Daerah, Makassar, Pemerintahan

Wakil Wali Kota Makassar Resmikan DOBRAK Literasi, Gerakan Baru Dorong Budaya Membaca

ruminews.id, MAKASSAR – Semangat literasi di Kota Makassar kian berkobar. Hal ini ditandai dengan hadirnya Wakil Wali Kota Makassar, Aliyah Mustika Ilham, dalam acara Launching Inovasi DOBRAK Literasi (Dropbook Bergerak Untuk Literasi) Tahun 2025 yang berlangsung di SMP Islam Al-Azhar, Jalan Aroepala, Rabu (17/9).
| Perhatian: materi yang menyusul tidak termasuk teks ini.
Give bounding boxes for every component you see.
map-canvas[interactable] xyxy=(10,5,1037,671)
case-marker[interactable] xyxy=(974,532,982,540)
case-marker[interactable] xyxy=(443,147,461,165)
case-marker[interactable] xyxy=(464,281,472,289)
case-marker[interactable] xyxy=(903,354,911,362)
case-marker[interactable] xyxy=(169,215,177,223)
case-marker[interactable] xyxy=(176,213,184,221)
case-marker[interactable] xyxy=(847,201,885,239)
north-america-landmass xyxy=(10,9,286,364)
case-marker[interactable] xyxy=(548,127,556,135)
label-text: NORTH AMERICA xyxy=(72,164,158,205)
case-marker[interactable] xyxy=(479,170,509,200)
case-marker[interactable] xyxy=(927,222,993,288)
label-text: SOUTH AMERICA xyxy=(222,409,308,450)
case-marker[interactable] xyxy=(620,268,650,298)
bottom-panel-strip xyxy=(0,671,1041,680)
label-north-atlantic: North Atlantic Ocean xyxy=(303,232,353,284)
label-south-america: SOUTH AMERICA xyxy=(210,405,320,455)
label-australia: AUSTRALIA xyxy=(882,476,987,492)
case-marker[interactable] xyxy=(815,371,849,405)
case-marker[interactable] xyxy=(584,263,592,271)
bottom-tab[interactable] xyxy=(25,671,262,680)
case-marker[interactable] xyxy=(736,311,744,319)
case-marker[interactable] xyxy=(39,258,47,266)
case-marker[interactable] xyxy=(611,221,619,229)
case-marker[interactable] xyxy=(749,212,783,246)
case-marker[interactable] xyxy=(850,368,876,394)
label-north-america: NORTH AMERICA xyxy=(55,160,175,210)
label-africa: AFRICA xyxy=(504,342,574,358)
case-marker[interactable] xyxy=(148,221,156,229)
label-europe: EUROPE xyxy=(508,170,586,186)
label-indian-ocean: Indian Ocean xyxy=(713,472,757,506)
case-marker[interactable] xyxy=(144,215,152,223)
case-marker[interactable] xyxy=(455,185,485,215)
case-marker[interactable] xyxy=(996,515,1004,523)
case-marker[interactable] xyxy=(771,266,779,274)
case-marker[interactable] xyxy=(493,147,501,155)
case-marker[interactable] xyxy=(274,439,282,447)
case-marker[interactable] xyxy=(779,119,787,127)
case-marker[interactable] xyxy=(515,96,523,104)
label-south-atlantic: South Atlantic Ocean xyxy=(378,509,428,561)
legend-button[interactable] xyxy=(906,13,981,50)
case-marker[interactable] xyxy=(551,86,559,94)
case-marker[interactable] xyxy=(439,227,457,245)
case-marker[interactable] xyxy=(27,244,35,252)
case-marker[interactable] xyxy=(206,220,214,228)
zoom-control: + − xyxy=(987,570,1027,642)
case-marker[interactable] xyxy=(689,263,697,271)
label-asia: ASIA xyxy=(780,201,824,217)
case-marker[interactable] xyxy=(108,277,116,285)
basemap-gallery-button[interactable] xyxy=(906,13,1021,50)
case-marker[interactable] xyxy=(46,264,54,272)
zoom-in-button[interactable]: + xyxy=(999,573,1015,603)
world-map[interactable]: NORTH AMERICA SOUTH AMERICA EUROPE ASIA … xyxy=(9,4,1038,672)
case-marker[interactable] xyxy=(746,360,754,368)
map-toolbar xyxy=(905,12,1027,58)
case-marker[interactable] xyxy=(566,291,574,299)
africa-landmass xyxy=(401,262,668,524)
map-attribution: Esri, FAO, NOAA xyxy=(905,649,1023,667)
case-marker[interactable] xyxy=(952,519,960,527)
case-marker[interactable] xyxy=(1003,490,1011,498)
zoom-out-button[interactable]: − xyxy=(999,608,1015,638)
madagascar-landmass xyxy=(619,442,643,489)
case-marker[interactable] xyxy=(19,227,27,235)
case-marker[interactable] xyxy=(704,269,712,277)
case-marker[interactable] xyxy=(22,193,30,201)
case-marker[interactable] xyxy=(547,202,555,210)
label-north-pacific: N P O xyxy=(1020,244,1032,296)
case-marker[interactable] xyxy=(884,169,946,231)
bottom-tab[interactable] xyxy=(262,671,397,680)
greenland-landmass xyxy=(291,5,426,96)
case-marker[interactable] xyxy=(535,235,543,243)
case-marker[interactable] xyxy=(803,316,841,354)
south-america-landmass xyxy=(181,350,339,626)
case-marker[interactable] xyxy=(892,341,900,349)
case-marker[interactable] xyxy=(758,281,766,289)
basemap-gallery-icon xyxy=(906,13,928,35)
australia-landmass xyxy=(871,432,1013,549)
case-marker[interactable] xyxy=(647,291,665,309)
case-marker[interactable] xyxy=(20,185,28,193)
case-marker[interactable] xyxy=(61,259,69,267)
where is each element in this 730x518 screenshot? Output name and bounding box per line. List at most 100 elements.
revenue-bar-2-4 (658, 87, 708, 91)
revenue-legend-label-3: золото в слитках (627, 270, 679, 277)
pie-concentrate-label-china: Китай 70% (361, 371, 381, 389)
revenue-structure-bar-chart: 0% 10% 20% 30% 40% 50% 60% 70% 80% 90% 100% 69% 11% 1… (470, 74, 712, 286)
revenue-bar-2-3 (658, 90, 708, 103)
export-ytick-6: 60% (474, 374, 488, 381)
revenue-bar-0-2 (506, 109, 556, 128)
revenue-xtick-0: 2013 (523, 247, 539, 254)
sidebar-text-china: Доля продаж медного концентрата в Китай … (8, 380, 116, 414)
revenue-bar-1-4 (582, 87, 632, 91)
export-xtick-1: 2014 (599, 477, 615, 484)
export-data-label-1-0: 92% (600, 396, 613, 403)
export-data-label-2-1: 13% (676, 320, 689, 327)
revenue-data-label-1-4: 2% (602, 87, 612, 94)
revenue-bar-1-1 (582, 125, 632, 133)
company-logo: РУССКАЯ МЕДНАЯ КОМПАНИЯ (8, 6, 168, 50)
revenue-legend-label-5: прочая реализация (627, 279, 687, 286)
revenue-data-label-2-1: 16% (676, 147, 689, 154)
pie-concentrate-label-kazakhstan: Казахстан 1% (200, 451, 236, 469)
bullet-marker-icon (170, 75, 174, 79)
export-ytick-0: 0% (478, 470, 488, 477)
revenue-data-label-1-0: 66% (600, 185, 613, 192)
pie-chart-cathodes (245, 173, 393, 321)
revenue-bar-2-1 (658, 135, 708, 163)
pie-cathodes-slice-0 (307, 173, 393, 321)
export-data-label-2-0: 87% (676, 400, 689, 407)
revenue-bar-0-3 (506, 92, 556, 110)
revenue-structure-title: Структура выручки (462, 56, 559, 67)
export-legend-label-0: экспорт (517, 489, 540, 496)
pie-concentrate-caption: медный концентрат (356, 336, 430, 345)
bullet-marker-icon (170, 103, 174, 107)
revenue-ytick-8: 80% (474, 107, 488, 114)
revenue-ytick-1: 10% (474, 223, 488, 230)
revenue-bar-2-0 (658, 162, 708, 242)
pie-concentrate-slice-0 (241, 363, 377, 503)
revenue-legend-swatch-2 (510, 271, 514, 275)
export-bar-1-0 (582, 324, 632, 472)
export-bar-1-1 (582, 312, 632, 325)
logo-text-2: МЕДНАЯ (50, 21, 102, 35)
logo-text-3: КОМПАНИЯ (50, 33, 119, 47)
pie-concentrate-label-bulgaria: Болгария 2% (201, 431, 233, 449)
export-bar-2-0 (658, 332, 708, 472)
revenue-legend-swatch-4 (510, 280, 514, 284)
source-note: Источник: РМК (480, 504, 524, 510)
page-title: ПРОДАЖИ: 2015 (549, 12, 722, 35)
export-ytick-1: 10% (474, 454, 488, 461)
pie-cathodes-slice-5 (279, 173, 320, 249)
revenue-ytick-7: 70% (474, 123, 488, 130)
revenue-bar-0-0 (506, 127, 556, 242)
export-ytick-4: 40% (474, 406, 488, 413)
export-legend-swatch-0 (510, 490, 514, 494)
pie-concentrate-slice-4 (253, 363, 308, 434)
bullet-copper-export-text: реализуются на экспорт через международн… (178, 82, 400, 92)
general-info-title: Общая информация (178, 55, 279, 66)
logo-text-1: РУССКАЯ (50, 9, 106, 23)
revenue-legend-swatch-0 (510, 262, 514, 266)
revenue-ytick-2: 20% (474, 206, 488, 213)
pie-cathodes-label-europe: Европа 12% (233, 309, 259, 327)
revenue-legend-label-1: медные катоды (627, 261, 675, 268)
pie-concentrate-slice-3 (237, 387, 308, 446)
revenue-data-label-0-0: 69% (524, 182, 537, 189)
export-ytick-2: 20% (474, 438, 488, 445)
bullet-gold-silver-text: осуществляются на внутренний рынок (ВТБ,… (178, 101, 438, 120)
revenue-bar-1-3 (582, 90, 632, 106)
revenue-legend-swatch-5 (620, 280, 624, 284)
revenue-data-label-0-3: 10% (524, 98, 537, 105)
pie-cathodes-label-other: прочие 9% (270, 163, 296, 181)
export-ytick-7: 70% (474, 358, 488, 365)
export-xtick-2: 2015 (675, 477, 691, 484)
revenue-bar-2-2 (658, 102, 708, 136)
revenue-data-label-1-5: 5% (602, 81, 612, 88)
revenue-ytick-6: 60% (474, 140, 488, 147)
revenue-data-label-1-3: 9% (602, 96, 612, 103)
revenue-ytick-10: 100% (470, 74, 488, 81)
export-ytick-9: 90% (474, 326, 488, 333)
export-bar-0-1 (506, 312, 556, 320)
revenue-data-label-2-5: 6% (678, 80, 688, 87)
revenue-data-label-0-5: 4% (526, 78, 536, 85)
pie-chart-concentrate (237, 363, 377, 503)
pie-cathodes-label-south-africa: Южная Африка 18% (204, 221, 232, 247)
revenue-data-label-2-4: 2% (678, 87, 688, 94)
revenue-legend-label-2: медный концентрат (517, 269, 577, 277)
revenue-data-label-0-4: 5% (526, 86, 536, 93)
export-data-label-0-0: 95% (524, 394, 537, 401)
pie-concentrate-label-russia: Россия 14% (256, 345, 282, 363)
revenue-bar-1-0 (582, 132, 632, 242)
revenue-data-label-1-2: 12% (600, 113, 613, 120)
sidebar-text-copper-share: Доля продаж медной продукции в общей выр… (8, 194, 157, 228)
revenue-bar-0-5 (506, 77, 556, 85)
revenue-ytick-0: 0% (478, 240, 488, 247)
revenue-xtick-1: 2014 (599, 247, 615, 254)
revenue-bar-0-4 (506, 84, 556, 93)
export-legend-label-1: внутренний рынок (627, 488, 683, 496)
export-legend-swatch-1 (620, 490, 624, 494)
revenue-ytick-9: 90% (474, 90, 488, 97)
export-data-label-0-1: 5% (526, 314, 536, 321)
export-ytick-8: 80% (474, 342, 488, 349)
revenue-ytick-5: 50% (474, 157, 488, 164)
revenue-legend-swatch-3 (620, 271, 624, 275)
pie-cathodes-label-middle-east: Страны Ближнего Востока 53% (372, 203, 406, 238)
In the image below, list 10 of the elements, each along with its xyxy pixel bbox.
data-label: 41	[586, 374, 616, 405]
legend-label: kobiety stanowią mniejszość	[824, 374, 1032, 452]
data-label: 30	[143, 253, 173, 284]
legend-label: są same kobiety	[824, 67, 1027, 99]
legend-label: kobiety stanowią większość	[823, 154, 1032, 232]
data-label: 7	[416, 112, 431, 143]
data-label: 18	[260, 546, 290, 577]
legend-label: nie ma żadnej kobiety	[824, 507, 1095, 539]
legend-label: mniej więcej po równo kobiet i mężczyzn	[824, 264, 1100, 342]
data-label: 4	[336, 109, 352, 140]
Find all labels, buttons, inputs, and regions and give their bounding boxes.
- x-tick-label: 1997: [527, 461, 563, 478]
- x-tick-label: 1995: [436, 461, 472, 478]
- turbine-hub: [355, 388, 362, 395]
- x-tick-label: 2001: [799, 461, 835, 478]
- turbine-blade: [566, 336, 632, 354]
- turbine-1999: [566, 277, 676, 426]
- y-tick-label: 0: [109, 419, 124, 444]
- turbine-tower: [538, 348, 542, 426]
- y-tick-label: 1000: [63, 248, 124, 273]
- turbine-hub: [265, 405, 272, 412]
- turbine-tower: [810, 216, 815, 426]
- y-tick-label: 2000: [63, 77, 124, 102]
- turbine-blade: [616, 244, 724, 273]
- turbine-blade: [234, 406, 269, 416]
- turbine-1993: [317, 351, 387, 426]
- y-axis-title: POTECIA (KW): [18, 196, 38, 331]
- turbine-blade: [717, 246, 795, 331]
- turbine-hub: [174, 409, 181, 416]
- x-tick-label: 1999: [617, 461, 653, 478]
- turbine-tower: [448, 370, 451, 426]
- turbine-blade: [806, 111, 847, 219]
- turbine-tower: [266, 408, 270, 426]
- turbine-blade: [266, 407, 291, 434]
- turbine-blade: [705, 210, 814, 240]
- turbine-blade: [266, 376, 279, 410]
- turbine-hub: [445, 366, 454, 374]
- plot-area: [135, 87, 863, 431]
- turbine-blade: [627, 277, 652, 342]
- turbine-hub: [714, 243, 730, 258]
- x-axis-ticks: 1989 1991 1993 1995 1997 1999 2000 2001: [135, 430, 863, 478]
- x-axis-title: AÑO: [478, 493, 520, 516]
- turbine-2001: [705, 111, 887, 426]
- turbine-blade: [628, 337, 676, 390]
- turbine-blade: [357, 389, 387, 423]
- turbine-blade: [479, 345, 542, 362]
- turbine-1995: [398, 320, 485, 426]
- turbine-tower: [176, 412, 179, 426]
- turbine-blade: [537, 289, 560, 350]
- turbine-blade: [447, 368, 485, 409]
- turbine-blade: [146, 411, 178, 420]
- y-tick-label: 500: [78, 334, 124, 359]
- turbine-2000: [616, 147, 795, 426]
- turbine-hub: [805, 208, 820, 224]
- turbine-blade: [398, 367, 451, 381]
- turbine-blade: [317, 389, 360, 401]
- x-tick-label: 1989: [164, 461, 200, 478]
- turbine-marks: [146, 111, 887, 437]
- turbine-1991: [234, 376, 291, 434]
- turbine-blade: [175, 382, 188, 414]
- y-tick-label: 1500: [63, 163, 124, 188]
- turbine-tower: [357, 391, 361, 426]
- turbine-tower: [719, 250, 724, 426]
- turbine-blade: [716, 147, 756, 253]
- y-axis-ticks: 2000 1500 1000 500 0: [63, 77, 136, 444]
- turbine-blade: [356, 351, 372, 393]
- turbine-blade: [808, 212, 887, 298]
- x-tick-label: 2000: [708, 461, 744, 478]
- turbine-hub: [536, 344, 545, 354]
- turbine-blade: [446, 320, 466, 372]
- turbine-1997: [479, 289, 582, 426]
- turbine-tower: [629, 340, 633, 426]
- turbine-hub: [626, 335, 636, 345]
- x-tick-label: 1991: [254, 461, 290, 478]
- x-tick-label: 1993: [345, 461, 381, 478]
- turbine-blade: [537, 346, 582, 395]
Acara peluncuran ini turut dihadiri tokoh-tokoh penting, mulai dari Bunda Literasi Kota Makassar Melinda Aksa, Pembina Yayasan Sinergi Insan Unggul Irman Yasin Limpo, , Sekretaris Yayasan, para Kepala OPD lingkup Pemkot Makassar, hingga Kepala Badan Riset Daerah yang akan melakukan kurasi inovasi literasi. Kehadiran mereka menjadi bukti kuat bahwa literasi kini menjadi gerakan bersama. Dalam sambutannya, Wawali Aliyah Mustika Ilham menegaskan bahwa literasi merupakan kunci membangun generasi unggul. “Literasi adalah pondasi penting dalam membentuk generasi masa depan. DOBRAK Literasi diharapkan mampu menjadi gerakan bersama untuk memperluas akses baca, tidak hanya di sekolah, tetapi juga di tengah masyarakat,” ujarnya penuh semangat. DOBRAK Literasi sendiri merupakan inovasi Dinas Perpustakaan Kota Makassar yang menghadirkan konsep Dropbook, sebuah layanan berbagi buku yang ditempatkan di berbagai titik, sehingga pelajar dan masyarakat dapat dengan mudah mengakses bahan bacaan. Langkah ini diharapkan menjadikan literasi bukan sekadar slogan, melainkan budaya yang benar-benar hidup dan membumi di tengah masyarakat Kota Makassar. Tak hanya pejabat, acara peluncuran ini juga diramaikan oleh kepala sekolah dari 10 sekolah jejaring DOBRAK Literasi, yakni MTsN 1 Makassar, MTsN 2 Makassar, SMPN 2 Makassar, SD Telkom Makassar, SD IT Wahda Islamia 01, SMP IT Wahda Islamia, SD Kidstar, SD Islam Atira, SMP Islam Atira, dan tuan rumah SMP Islam Al-Azhar. Kemeriahan semakin terasa dengan hadirnya guru-guru, komunitas pendongeng, Yayasan Bakti, penggiat literasi, Lurah setempat, serta siswa-siswi SMP Islam Al-Azhar yang antusias menyambut program baru ini. Melalui DOBRAK Literasi, Pemerintah Kota Makassar optimistis mampu melahirkan generasi pembelajar yang kritis, kreatif, dan cinta ilmu sekaligus meneguhkan Makassar sebagai kota literasi yang terus bergerak maju.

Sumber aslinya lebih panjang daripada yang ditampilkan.